L’impasse du purisme vint de ce que, nanti de lucides analyses sur les conditions objectives du mal de notre époque, il se détourna de l’histoire révolutionnaire des luttes sociales (lutte de classe) pour ne reconnaître d’autre histoire révolutionnaire que celle des consciences individuelles s’alignant sur les besoins de l’histoire naturelle ; ce qui revient à dire que la conscience (écologique) qu’il accorda à l’individu, il la refusa à la classe, désespérant que cette conscience de classe (le prolétariat) ne devint jamais la classe de la conscience (écologique).
Si le scientisme, et en définitive la Science, a occupé une telle place dans le purisme écologique c’est, non seulement parce qu’elle est la comparse nécessaire de la technologie dont le capitalisme planétaire a besoin pour garantir le mythe délirant d’un pseudo progrès voué à la destruction potentielle de tous les supports de vie, mais, plus profondément, comme la conséquence logique de la vieille science issue de la pensée de la séparation (ce que d’autres appellent conception dualiste) revenue à sa perversion originelle dans l’idéologie scientiste comme science de la domination et domination de la science.
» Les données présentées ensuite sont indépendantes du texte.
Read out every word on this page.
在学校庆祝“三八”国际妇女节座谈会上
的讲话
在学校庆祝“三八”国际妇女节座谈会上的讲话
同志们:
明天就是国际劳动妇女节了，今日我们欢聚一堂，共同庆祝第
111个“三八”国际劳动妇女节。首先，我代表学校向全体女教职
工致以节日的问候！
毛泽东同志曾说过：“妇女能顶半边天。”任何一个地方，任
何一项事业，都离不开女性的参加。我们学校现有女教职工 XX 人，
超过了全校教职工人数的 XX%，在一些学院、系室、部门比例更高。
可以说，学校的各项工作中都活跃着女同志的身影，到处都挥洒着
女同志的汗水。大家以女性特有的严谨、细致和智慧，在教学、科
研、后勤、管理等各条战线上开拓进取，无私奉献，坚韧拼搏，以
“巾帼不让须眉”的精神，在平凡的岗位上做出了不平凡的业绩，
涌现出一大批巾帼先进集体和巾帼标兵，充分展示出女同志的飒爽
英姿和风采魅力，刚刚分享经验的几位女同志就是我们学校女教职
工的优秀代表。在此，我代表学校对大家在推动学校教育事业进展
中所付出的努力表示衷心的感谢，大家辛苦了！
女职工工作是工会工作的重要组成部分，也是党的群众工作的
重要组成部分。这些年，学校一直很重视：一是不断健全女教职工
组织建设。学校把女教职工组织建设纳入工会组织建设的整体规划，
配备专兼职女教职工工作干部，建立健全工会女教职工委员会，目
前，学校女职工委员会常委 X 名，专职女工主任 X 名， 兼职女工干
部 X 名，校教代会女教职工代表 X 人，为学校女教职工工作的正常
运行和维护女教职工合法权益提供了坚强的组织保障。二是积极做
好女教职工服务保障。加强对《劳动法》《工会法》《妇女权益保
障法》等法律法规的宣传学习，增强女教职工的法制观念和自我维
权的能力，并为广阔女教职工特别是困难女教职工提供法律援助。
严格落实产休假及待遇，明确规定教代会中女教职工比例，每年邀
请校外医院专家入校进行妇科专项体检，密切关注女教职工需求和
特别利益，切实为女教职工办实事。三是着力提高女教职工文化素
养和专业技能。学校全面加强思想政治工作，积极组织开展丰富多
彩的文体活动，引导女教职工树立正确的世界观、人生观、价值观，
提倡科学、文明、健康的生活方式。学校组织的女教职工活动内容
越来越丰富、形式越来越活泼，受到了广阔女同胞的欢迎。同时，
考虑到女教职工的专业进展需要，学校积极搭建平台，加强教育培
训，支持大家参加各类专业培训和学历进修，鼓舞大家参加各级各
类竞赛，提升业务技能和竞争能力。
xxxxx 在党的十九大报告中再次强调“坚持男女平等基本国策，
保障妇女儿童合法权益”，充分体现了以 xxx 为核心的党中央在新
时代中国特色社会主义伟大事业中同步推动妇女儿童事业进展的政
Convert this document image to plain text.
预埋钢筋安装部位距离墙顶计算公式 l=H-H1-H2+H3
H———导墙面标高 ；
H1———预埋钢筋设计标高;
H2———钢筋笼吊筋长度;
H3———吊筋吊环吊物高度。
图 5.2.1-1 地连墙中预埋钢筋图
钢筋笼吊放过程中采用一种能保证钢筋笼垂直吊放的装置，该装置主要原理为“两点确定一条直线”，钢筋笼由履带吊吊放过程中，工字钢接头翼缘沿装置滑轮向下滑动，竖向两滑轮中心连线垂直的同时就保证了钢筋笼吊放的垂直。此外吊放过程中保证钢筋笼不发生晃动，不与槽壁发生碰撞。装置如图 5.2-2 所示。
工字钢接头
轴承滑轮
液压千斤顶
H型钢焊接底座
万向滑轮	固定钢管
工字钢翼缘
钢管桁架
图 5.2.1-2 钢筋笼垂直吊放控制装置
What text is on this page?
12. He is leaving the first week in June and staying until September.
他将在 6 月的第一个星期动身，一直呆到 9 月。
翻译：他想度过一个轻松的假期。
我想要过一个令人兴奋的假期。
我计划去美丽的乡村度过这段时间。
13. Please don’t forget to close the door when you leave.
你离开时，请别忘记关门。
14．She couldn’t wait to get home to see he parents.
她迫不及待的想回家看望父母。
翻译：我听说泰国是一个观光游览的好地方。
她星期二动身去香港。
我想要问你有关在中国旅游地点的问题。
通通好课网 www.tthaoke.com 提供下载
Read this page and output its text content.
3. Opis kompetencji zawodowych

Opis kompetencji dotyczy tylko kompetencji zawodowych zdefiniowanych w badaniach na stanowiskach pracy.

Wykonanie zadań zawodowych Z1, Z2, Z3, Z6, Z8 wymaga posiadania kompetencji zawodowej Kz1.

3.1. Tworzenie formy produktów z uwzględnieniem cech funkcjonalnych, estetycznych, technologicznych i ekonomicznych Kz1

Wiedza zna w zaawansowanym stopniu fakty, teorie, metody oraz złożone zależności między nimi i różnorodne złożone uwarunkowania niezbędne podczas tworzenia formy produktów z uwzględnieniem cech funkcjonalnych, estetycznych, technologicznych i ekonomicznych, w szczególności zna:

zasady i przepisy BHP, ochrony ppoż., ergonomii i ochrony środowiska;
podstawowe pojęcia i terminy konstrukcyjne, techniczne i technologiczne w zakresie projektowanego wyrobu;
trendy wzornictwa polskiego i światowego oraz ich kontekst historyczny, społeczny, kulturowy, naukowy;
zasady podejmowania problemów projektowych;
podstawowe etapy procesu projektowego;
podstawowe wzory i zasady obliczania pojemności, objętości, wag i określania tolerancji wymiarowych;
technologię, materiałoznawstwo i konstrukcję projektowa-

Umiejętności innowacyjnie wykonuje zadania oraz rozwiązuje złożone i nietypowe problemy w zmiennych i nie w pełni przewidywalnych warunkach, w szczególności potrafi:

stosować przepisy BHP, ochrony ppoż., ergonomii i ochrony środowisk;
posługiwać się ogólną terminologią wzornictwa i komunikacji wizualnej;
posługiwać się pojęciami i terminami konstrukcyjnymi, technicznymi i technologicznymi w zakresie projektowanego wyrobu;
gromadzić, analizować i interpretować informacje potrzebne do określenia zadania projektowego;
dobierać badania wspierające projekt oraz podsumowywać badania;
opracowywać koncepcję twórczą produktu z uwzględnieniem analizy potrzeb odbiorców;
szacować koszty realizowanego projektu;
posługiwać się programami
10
Idéologie totalitaire de la science qui gage les progrès de l’humanité de ses seules découvertes. On comprend la méfiance qui s’instaure envers un tel mythe [4]. Ça revient à dire que l’explosion technico-scientifique achève de renforcer à l’extrême la séparation homme-nature (séparation clef qui reproduit toutes les autres et polarise tous les rapports dominants-dominés).
Pour le purisme écologique rejetant "le moteur" historique des forces productives et leur capacité révolutionnaire, il ne lui reste guère d’autre solution que de s’emparer, ou plutôt de détourner la technologie et la science qui sont le seul véritable levier du pouvoir en les intégrant à l’histoire naturelle "habitée" par la conscience révolutionnaire de "l’individu écologique". Ce qui représente la seule alternative possible pour libérer la dimension d’effusion [5] qui manque dans la science et la technique dominantes et liquider ainsi la séparation de l’homme avec son milieu, induite par la vieille pensée scientifique.
L’Avènement révolutionnaire de "l’homme écologique" passera donc par la fusion de la science et du vécu mise en pratique dans son milieu naturel. A cette énorme contradiction près que c’est à l’aide d’une telle pratique séparée (campagne ― fusion du vécu et de la science) du mouvement réel de l’histoire sociale (forces productives, lutte de classes) que le purisme entendait lutter contre le monde de la séparation. Il venait là "d’inventer" le ghetto de chlorophylle tenu pour être l’enjeu de sa pseudo lutte révolutionnaire. Ghetto qui pue le moisi et dont il est urgent de sortir.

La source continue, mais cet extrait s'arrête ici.